Disagreements with other studies
Rates of peri-implant fractures were similar in both LIN and ULN groups and therefore not statistically significant. However, the data were heterogeneous (P=0.010; I²=67%), mainly due to the Skala-Rosenbaum et al. study [18]. After removal of this article, although the conclusion remains unchanged, the heterogeneity significantly decreased (P=0.82; I²=0%). In the present study, after analysing a group of 849 pertrochanteric fractures managed with short nails, we found that patients without distal locking had an 85.7% higher risk of peri-implant fractures. This finding is different from the results of all clinical and biomechanical studies considered in our work. Methodologically speaking, the reason of this difference may be due to the absence of random and blind methods in the study by Skala-Rosenbaum et al., and in addition, the baseline and weight-bearing time between the two groups were not introduced. Clinically speaking, the difference might theoretically be related to the fracture type or the inappropriate selection of patients for unlocked nailing, whose fracture should be a stable fracture for this choice of using unlocked nailing, because the dorsomedial fragment or the existence of recessive fracture is often difficult to detect by ordinary X-ray evaluation [18, 29]. In addition, peri-implant fractures are associated with instability. The stability is not only related to internal fixation, but also to surgical reduction. Poor surgical reduction can also lead to instability [30]. The study by Skala-Rosenbaum et al. did not mention the effect of post-operative reduction. Furthermore, their study did not give a detailed description of the tip apex distance and the position of the head nail, which are closely related to the stability.
Strengths and limitations
This meta-analysis has some limitations. 1. The nine articles included 1978 cases of intertrochanteric fractures of the femur. Five of them were observational studies. Some defects were present in the research design, and the performance of the statistical tests may be insufficient. 2. The nine articles involved did not describe each measurement and outcome in detail, and the validity of the statistical tests may be insufficient. We tried to contact the authors of the included studies for more information, however, we did not receive any response regarding the possibility to check the data of their study. Therefore, subgroup analysis of some aspects, including fracture types, intramedullary nails, and complications to rule out possible confounding factors was not performed, thereby affecting the effectiveness of our study. 3. The inconsistency about nails length, number or type of cephalic screws and angle between cephalic screws are unclear aspects that make our results questionable.

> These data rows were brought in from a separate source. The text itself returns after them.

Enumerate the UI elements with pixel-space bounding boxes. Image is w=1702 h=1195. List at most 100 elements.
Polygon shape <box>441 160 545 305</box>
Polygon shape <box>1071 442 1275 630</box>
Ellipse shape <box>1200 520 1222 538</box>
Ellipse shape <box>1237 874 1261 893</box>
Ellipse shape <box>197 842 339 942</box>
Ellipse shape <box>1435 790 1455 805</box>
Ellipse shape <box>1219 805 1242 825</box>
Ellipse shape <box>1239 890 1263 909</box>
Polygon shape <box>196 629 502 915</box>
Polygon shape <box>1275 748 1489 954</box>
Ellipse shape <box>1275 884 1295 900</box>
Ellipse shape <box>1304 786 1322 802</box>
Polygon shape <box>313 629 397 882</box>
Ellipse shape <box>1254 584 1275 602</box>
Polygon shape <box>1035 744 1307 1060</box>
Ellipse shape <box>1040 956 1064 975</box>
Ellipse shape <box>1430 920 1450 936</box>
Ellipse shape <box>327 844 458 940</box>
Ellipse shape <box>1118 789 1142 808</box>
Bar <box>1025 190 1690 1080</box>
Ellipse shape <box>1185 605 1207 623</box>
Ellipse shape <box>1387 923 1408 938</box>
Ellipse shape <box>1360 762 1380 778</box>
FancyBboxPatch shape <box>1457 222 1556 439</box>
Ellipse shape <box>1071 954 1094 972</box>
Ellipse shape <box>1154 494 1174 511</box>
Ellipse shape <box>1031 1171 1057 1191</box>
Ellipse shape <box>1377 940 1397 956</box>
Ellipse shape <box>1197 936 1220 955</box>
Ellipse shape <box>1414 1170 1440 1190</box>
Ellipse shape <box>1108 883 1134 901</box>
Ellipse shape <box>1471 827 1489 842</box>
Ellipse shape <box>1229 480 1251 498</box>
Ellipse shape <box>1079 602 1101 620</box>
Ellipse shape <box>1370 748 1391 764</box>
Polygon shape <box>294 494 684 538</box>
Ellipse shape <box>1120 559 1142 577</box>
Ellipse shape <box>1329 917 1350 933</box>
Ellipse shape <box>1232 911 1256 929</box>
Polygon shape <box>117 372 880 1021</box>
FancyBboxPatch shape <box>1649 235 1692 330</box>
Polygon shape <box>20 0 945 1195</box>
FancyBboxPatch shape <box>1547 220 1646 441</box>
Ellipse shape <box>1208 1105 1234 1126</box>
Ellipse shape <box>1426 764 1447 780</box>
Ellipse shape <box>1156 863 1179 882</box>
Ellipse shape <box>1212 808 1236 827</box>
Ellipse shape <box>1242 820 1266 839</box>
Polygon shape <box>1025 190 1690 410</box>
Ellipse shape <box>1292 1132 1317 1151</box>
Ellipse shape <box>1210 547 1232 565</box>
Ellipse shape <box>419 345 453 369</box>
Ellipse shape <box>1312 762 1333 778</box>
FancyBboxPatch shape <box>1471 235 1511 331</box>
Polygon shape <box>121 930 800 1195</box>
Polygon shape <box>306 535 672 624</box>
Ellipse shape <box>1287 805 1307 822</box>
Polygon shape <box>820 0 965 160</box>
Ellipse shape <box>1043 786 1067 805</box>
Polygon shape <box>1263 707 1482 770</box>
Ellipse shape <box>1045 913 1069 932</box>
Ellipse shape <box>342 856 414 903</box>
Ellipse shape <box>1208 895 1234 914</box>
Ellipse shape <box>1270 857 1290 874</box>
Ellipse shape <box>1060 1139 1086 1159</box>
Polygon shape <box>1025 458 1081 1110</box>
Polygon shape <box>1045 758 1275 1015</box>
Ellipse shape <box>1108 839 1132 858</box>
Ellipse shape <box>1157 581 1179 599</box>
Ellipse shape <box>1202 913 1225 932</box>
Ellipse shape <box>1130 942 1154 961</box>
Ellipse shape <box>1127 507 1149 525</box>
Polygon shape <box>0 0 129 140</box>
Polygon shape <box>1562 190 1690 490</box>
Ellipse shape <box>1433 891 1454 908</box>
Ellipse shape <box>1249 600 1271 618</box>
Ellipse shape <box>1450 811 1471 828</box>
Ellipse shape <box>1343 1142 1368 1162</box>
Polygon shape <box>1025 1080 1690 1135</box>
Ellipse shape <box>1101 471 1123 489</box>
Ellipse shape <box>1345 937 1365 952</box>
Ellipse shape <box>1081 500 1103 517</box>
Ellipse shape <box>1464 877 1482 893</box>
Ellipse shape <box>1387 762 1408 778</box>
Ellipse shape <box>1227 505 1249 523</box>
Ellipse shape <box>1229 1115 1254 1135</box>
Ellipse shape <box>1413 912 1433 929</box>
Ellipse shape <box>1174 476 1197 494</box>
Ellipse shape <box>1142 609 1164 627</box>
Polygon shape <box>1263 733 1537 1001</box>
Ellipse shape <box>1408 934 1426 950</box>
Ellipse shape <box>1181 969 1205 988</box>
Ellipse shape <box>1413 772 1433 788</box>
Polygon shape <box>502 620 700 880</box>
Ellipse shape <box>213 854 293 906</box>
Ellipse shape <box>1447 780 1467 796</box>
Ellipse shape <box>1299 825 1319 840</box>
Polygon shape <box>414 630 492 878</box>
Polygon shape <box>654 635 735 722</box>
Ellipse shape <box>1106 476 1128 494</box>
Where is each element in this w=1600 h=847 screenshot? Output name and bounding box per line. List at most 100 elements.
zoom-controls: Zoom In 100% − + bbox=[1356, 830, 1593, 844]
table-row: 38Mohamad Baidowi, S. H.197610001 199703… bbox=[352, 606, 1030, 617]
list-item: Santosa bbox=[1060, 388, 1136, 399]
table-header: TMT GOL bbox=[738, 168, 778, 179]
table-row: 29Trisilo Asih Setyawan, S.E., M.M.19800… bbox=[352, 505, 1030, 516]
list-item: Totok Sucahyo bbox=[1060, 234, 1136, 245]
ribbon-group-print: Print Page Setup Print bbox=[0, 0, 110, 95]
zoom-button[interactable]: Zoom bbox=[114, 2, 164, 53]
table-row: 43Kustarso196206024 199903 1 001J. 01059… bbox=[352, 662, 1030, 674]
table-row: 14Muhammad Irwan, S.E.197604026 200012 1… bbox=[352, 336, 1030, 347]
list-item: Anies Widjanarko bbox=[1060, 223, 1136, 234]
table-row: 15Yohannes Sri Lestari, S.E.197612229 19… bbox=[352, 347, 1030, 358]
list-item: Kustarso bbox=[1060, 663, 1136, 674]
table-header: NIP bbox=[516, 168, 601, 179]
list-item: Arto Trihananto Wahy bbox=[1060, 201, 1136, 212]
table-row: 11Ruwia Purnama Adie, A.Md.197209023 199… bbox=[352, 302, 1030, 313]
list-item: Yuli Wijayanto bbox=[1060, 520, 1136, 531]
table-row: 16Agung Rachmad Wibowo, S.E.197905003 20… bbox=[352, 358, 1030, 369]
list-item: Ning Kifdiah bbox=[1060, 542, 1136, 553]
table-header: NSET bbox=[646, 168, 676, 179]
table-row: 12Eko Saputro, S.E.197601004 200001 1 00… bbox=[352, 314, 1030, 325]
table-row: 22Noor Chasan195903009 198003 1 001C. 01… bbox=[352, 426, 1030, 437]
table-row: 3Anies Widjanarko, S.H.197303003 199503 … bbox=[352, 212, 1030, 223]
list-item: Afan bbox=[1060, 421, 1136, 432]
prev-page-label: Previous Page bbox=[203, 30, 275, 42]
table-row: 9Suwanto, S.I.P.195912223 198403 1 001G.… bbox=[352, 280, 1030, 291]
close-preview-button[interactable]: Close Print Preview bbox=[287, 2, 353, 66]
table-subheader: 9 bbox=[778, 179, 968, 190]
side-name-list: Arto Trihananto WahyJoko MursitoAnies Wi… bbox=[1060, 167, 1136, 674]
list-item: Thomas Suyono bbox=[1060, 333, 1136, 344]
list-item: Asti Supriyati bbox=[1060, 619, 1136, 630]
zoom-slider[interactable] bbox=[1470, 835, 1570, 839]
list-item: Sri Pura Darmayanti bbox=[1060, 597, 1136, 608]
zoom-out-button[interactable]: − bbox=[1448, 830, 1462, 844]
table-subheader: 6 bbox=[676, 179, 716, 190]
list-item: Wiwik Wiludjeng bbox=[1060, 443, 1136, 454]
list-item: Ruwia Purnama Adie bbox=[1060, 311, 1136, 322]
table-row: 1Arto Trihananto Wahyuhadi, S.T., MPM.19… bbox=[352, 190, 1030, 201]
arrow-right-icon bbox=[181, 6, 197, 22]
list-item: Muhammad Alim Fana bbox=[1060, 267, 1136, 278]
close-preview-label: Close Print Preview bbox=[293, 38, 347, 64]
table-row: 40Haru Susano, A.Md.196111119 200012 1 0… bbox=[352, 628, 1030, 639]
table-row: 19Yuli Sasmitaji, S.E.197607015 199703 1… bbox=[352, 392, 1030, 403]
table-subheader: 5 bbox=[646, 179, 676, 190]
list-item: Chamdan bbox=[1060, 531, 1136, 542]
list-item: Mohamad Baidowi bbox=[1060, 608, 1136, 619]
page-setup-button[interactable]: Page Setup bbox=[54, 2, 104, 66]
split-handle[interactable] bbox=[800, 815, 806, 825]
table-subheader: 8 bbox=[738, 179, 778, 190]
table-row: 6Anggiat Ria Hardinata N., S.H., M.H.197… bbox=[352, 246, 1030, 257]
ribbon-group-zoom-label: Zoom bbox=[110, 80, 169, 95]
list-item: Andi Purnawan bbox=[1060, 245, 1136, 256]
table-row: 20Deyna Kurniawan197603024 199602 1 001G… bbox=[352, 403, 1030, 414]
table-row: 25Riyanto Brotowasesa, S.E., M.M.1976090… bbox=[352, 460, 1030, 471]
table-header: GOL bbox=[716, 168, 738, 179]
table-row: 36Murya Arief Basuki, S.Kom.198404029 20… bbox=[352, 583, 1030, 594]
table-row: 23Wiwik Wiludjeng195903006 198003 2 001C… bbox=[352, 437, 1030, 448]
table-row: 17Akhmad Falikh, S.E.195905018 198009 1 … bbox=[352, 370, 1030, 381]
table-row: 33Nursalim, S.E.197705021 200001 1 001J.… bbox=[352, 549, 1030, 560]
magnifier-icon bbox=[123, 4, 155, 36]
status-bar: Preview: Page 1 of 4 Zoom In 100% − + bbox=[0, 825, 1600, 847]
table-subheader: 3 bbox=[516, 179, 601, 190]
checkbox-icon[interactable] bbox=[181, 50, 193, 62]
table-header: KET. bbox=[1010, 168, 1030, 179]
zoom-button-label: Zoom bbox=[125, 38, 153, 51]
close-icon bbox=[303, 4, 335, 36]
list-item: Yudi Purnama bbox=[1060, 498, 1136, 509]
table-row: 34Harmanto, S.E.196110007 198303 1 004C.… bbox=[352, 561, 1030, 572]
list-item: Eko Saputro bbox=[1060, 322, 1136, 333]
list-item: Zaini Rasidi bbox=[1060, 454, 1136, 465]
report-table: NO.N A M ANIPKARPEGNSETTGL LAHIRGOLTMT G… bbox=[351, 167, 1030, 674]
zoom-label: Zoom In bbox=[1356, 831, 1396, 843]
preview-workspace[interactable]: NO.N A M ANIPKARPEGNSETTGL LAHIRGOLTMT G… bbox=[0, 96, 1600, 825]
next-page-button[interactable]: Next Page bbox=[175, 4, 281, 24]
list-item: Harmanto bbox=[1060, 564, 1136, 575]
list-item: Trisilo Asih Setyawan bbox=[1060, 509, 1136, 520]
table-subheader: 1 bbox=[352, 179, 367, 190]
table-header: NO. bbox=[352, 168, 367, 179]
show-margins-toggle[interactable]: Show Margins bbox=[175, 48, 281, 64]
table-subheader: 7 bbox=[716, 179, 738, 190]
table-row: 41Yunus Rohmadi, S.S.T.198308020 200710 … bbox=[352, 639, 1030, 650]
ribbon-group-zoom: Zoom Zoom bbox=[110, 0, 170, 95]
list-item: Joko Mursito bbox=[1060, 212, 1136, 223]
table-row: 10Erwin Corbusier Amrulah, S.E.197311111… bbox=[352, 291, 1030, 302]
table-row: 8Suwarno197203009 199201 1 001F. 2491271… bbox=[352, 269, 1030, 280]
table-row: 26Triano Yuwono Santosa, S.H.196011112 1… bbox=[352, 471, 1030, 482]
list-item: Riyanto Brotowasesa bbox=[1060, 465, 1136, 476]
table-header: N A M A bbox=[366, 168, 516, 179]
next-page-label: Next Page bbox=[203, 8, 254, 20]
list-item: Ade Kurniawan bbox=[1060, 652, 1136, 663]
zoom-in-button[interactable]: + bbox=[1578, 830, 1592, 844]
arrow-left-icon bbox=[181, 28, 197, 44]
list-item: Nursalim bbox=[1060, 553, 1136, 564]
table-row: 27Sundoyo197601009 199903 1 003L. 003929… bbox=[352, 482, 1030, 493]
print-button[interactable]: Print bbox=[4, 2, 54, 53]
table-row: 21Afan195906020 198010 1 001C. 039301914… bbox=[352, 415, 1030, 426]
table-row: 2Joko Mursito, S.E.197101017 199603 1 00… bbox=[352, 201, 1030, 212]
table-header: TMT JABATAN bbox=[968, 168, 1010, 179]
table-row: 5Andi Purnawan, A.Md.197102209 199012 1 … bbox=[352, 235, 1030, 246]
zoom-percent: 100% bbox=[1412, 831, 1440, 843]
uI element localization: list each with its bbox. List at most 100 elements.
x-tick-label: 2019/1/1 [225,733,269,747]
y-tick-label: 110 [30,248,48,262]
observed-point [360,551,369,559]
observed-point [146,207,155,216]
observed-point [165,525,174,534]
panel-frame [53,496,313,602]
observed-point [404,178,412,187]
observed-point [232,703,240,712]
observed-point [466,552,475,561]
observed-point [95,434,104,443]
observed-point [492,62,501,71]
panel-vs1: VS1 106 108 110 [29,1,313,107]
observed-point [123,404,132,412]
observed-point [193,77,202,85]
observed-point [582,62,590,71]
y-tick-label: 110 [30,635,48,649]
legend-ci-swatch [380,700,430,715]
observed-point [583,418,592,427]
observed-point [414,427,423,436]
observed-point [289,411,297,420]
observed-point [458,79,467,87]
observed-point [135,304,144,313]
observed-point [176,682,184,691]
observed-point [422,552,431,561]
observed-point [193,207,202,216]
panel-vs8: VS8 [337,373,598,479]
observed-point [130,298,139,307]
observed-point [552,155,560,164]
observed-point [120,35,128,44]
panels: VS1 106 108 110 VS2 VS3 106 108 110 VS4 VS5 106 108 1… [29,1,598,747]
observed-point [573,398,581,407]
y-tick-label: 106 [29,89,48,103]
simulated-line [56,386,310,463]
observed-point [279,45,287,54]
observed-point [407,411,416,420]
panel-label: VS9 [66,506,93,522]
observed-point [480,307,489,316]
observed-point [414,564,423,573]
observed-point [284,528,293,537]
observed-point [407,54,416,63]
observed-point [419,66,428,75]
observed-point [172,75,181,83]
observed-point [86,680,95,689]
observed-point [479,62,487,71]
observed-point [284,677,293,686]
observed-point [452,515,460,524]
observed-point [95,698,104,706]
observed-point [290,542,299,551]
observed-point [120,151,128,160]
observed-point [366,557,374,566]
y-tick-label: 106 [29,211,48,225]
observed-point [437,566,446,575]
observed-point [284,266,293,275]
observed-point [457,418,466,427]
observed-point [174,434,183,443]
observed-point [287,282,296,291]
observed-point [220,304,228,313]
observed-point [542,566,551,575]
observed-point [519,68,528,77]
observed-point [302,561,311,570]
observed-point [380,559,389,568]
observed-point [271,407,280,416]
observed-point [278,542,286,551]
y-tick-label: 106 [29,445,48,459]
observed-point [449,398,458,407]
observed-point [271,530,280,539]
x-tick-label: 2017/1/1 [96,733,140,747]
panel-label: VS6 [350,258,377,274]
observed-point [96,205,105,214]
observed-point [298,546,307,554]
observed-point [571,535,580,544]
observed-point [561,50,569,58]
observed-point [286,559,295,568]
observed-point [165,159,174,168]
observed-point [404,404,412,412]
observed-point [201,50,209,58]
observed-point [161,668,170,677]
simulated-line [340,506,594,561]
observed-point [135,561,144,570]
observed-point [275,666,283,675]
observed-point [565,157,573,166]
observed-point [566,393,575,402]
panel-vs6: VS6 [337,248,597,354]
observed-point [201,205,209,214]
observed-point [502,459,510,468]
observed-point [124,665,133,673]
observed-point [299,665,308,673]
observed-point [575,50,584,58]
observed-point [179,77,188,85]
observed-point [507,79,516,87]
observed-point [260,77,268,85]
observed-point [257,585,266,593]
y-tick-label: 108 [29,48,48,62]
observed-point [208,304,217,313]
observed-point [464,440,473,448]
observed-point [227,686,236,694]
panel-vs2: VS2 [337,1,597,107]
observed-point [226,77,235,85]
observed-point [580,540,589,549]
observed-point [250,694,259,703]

Further research should be performed considering larger, multicenter, randomized controlled studies that take into account the need for large clinical trials with a valid, type-specific fracture and uniform method for the measurement and definition of the outcome. We recommend that CT should be performed to identify the type of fracture as stable before deciding to use distal locking nails. Patients with wide diameters of the medullary cavity, comminution of the lateral wall of the greater trochanter, and large posteromedial fragment extending distally below the lesser trochanter should not be considered for unlocked intramedullary nailing. Current studies mainly focus on short nails, but relatively few on long nails. Therefore, this study of long intramedullary nailing for intertrochanteric treatment should be properly enriched with other studies performed as recommended above.